Tables lined with probiotic tortilla chips, plant protein shakes and high protein ice cream fill 84.51°’s Event Space. With each table an eager team of entrepreneurs waits ready, proud to showcase their unique natural food creations at Kroger’s recent Natural Foods Innovation Summit.

Kroger’s Natural Food team hosted the first annual summit to foster discussion about upcoming natural product trends and provide an outlet for vendors to showcase new products. The summit gave Kroger category managers an opportunity to mix with emerging brands that have meaningful innovation in the categories that are up for review.
 
“Our Brands, Simple Truth and Simple Truth Organic are leading natural and organic brands that can’t be found at our competitors.”says Jill McIntosh, vice president of Merchandising, Natural Foods at General Office. According to Jill,

“Kroger’s vision is to continue to be the customer’s destination of choice for natural and organic products.”

 
The products showcased at the summit are part of a growing trend that has captivated the food industry.
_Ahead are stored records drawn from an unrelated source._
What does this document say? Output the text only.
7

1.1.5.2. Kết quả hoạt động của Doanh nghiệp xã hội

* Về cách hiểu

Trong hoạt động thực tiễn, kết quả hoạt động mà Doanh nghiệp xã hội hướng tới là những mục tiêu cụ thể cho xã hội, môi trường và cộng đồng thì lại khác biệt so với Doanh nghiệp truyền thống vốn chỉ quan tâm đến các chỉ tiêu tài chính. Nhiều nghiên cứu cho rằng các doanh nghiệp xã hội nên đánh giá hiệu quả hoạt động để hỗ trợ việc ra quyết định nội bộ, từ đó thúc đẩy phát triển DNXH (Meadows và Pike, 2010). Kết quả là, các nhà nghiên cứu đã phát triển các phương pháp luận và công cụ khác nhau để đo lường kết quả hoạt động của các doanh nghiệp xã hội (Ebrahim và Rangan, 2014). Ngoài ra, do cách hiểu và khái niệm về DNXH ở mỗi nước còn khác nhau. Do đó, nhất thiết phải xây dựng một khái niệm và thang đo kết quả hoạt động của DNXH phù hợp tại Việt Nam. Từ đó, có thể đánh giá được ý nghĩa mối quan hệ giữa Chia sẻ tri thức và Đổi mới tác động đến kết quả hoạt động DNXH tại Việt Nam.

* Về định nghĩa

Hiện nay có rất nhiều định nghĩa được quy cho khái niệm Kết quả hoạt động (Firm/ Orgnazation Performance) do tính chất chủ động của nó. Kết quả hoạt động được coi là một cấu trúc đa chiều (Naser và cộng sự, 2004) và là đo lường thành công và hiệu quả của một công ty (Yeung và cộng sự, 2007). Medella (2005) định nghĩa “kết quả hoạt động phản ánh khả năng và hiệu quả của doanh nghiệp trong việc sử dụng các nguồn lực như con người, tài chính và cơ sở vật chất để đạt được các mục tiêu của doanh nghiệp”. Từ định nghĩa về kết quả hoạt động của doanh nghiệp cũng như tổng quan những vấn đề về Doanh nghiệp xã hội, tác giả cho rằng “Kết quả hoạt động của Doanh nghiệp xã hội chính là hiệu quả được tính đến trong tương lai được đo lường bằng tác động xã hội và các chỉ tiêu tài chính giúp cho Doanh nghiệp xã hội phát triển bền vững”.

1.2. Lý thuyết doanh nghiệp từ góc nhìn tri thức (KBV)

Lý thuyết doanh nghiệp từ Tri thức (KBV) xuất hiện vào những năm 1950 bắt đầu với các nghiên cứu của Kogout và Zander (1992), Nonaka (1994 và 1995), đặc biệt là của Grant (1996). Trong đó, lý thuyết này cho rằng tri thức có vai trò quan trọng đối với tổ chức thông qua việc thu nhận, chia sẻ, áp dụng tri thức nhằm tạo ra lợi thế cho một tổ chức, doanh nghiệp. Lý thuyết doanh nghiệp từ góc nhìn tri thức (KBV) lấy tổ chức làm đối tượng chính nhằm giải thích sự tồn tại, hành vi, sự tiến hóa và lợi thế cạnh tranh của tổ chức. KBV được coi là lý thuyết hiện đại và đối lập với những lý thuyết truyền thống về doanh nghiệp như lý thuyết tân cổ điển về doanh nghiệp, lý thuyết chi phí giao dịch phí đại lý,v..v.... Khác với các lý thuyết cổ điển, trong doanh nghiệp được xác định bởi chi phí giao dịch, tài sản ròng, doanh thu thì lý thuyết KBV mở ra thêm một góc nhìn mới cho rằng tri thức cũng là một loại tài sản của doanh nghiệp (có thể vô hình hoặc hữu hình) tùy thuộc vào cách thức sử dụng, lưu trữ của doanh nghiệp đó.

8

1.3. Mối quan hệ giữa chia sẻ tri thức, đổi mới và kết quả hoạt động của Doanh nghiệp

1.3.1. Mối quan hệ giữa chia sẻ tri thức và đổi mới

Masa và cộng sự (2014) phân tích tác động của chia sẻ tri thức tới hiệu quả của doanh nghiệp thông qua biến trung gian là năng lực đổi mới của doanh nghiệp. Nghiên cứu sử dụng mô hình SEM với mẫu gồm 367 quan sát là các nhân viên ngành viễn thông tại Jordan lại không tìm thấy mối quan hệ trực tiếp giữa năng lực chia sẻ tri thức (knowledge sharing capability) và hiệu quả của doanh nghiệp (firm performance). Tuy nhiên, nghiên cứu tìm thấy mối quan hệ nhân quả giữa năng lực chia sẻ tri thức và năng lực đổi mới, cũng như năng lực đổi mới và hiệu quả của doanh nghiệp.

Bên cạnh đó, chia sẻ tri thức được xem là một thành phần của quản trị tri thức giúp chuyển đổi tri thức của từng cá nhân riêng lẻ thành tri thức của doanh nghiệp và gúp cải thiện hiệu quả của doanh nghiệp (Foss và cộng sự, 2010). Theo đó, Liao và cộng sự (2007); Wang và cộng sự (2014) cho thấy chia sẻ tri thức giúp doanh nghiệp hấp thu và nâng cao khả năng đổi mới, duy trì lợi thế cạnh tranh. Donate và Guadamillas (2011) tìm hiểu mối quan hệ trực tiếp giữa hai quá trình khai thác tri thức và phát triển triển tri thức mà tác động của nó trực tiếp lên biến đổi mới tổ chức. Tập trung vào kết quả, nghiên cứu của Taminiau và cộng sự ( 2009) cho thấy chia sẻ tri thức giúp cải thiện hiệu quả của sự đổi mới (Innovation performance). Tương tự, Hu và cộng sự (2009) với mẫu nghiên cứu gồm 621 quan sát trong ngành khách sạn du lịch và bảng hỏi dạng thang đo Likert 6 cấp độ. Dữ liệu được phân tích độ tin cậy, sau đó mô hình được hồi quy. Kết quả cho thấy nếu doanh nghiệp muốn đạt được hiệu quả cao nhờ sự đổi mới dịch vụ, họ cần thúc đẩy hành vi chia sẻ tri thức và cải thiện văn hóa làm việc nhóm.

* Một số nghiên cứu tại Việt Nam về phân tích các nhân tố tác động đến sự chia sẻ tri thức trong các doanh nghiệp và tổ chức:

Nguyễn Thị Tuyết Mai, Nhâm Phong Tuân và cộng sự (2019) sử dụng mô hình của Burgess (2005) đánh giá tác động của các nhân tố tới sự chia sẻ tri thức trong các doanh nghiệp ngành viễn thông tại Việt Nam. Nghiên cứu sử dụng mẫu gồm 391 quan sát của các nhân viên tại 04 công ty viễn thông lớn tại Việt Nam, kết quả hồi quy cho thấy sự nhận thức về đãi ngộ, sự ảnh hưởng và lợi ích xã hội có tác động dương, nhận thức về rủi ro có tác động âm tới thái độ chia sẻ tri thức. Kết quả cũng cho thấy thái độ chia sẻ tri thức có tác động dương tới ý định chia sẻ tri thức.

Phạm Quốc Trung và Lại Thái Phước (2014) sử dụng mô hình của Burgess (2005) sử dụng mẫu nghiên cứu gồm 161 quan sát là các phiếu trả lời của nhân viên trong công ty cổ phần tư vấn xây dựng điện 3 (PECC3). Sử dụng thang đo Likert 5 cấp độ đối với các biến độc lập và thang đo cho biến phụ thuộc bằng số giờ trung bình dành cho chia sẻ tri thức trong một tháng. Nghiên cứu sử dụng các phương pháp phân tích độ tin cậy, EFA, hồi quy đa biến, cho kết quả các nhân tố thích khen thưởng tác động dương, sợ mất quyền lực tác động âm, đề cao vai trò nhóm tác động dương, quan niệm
In the past decade, sales of natural products have more than doubled, climbing to a projected $134 billion market in 2018. Natural Foods is one of Kroger’s fastest growing departments.
 
“Consumers are adopting a 360-degree holistic health approach to wellness,” says Alex Trott, senior client lead at 84.51°. “They are looking for on-the-go convenience without sacrificing health or sustainable practices.”
 
The numbers don’t lie. Kroger’s total sales of natural and organic products topped $16 billion last year with Simple Truth’s 1,400 products generating more than $2 billion in 2018. Alex and the team at 84.51° have been studying the natural food trend for years, sharing insights and customer data with the Kroger Natural Foods team.
 
Alex says Kroger is able to use this data to show customers what they want before they know they want it based off their past behaviors and preferences. These strategies have led to natural food products at Kroger recently being assimilated into the main store aisles, away from their former specialty aisles, because of growing demand by mainstream customers. The natural foods industry had sales of $61 billion in 2009, a number that has doubled to $127 billion in 2017.
 
“Natural foods by nature are local and sustainable with many starting in small home kitchens,” Alex says, “They are innovators in the field that we are paying close attention to.”
 
More than 40 home-grown brands from across the country attended Kroger’s first innovation summit. Many of the brands in attendance also directly support the company’s Zero Hunger | Zero Waste campaign to end hunger and waste in communities by 2025 and the We Are Local initiative. The summits are “another forum for us to bring ‘local’ to life,” Jill says.
 
Kroger plans on holding the innovation summits quarterly in 2018 at 84.51° in Cincinnati, with the next one set for Thursday, February 8.